Washington: Scientists are studying the irregularities in Earth's upper atmosphere, that can distort GPS signals, to help overcome their effects on communications.
Signals travelling between Global Positioning System (GPS) satellites and electronic devices, especially at high latitudes, can get distorted in Earth's upper atmosphere.
Researchers at NASA's Jet Propulsion Laboratory in California, in collaboration with the University of New Brunswick in Canada, are studying irregularities in the ionosphere, a part of the atmosphere centred about 350 kilometres above the ground that defines the boundary between Earth and space.
The study compares turbulence in the auroral region to that at higher latitudes, and gains insights that could have implications for the mitigation of disturbances in the ionosphere.
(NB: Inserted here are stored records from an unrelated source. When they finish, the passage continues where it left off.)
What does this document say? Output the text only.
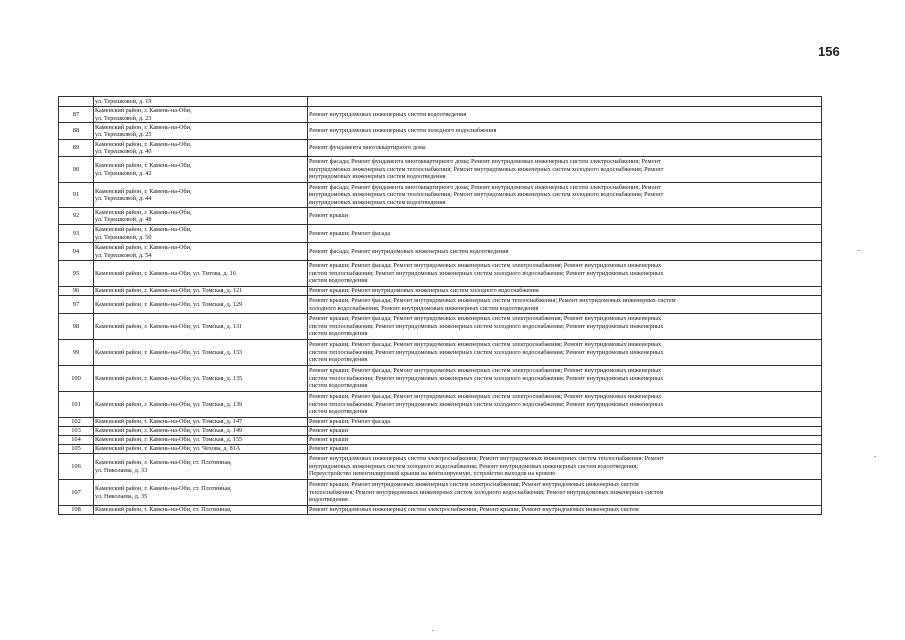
156

	ул. Терешковой, д. 19	

87	Каменский район, г. Камень-на-Оби,
ул. Терешковой, д. 23	Ремонт внутридомовых инженерных систем водоотведения

88	Каменский район, г. Камень-на-Оби,
ул. Терешковой, д. 25	Ремонт внутридомовых инженерных систем холодного водоснабжения

89	Каменский район, г. Камень-на-Оби,
ул. Терешковой, д. 40	Ремонт фундамента многоквартирного дома

90	Каменский район, г. Камень-на-Оби,
ул. Терешковой, д. 42	Ремонт фасада; Ремонт фундамента многоквартирного дома; Ремонт внутридомовых инженерных систем электроснабжения; Ремонт
внутридомовых инженерных систем теплоснабжения; Ремонт внутридомовых инженерных систем холодного водоснабжения; Ремонт
внутридомовых инженерных систем водоотведения

91	Каменский район, г. Камень-на-Оби,
ул. Терешковой, д. 44	Ремонт фасада; Ремонт фундамента многоквартирного дома; Ремонт внутридомовых инженерных систем электроснабжения; Ремонт
внутридомовых инженерных систем теплоснабжения; Ремонт внутридомовых инженерных систем холодного водоснабжения; Ремонт
внутридомовых инженерных систем водоотведения

92	Каменский район, г. Камень-на-Оби,
ул. Терешковой, д. 48	Ремонт крыши

93	Каменский район, г. Камень-на-Оби,
ул. Терешковой, д. 50	Ремонт крыши; Ремонт фасада

94	Каменский район, г. Камень-на-Оби,
ул. Терешковой, д. 54	Ремонт фасада; Ремонт внутридомовых инженерных систем водоотведения

95	Каменский район, г. Камень-на-Оби, ул. Титова, д. 16	Ремонт крыши; Ремонт фасада; Ремонт внутридомовых инженерных систем электроснабжения; Ремонт внутридомовых инженерных
систем теплоснабжения; Ремонт внутридомовых инженерных систем холодного водоснабжения; Ремонт внутридомовых инженерных
систем водоотведения

96	Каменский район, г. Камень-на-Оби, ул. Томская, д. 121	Ремонт крыши; Ремонт внутридомовых инженерных систем холодного водоснабжения

97	Каменский район, г. Камень-на-Оби, ул. Томская, д. 129	Ремонт крыши; Ремонт фасада; Ремонт внутридомовых инженерных систем теплоснабжения; Ремонт внутридомовых инженерных систем
холодного водоснабжения; Ремонт внутридомовых инженерных систем водоотведения

98	Каменский район, г. Камень-на-Оби, ул. Томская, д. 131	Ремонт крыши; Ремонт фасада; Ремонт внутридомовых инженерных систем электроснабжения; Ремонт внутридомовых инженерных
систем теплоснабжения; Ремонт внутридомовых инженерных систем холодного водоснабжения; Ремонт внутридомовых инженерных
систем водоотведения

99	Каменский район, г. Камень-на-Оби, ул. Томская, д. 133	Ремонт крыши; Ремонт фасада; Ремонт внутридомовых инженерных систем электроснабжения; Ремонт внутридомовых инженерных
систем теплоснабжения; Ремонт внутридомовых инженерных систем холодного водоснабжения; Ремонт внутридомовых инженерных
систем водоотведения

100	Каменский район, г. Камень-на-Оби, ул. Томская, д. 135	Ремонт крыши; Ремонт фасада; Ремонт внутридомовых инженерных систем электроснабжения; Ремонт внутридомовых инженерных
систем теплоснабжения; Ремонт внутридомовых инженерных систем холодного водоснабжения; Ремонт внутридомовых инженерных
систем водоотведения

101	Каменский район, г. Камень-на-Оби, ул. Томская, д. 139	Ремонт крыши; Ремонт фасада; Ремонт внутридомовых инженерных систем электроснабжения; Ремонт внутридомовых инженерных
систем теплоснабжения; Ремонт внутридомовых инженерных систем холодного водоснабжения; Ремонт внутридомовых инженерных
систем водоотведения

102	Каменский район, г. Камень-на-Оби, ул. Томская, д. 147	Ремонт крыши; Ремонт фасада

103	Каменский район, г. Камень-на-Оби, ул. Томская, д. 149	Ремонт крыши

104	Каменский район, г. Камень-на-Оби, ул. Томская, д. 155	Ремонт крыши

105	Каменский район, г. Камень-на-Оби, ул. Чехова, д. 81А	Ремонт крыши

106	Каменский район, г. Камень-на-Оби, ст. Плотинная,
ул. Николаева, д. 33	Ремонт внутридомовых инженерных систем электроснабжения; Ремонт внутридомовых инженерных систем теплоснабжения; Ремонт
внутридомовых инженерных систем холодного водоснабжения; Ремонт внутридомовых инженерных систем водоотведения;
Переустройство невентилируемой крыши на вентилируемую, устройство выходов на кровлю

107	Каменский район, г. Камень-на-Оби, ст. Плотинная,
ул. Николаева, д. 35	Ремонт крыши; Ремонт внутридомовых инженерных систем электроснабжения; Ремонт внутридомовых инженерных систем
теплоснабжения; Ремонт внутридомовых инженерных систем холодного водоснабжения; Ремонт внутридомовых инженерных систем
водоотведения

108	Каменский район, г. Камень-на-Оби, ст. Плотинная,	Ремонт внутридомовых инженерных систем электроснабжения; Ремонт крыши; Ремонт внутридомовых инженерных систем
Auroras are spectacular multicoloured lights in the sky that mainly occur when energetic particles driven from the magnetosphere, the protective magnetic bubble that surrounds Earth, crash into the ionosphere below it.
"We want to explore the near-Earth plasma and find out how big plasma irregularities need to be to interfere with navigation signals broadcast by GPS," said Esayas Shume, a researcher at JPL and the California Institute of Technology in Pasadena, and lead author of the study.
If you think of the ionosphere as a fluid, the irregularities comprise regions of lower density (bubbles) in the neighbourhood of high-density ionisation areas, creating the effect of clumps of more and less intense ionisation.
This "froth" can interfere with radio signals including those from GPS and aircraft, particularly at high latitudes.
The size of the irregularities in the plasma gives researchers clues about their cause, which help predict when and where they will occur. More turbulence means a bigger disturbance to radio signals.
"One of the key findings is that there are different kinds of irregularities in the auroral zone compared to the polar cap," said Anthony Mannucci, supervisor of the ionospheric and atmospheric remote sensing group at JPL.
"We found that the effects on radio signals will be different in these two locations," said Mannucci.
The researchers found that abnormalities above the Arctic polar cap are of a smaller scale - about 1 to 8 kilometres - than in the auroral region, where they are 1 to 40 kilometres in diameter.
Shume said the polar cap is connected to solar wind particles and electric fields in interplanetary space.
On the other hand, the region of auroras is connected to the energetic particles in Earth's magnetosphere, in which magnetic field lines close around Earth. These are crucial details that explain the different dynamics of the two regions.
The study was published in the journal Geophysical Research Letters.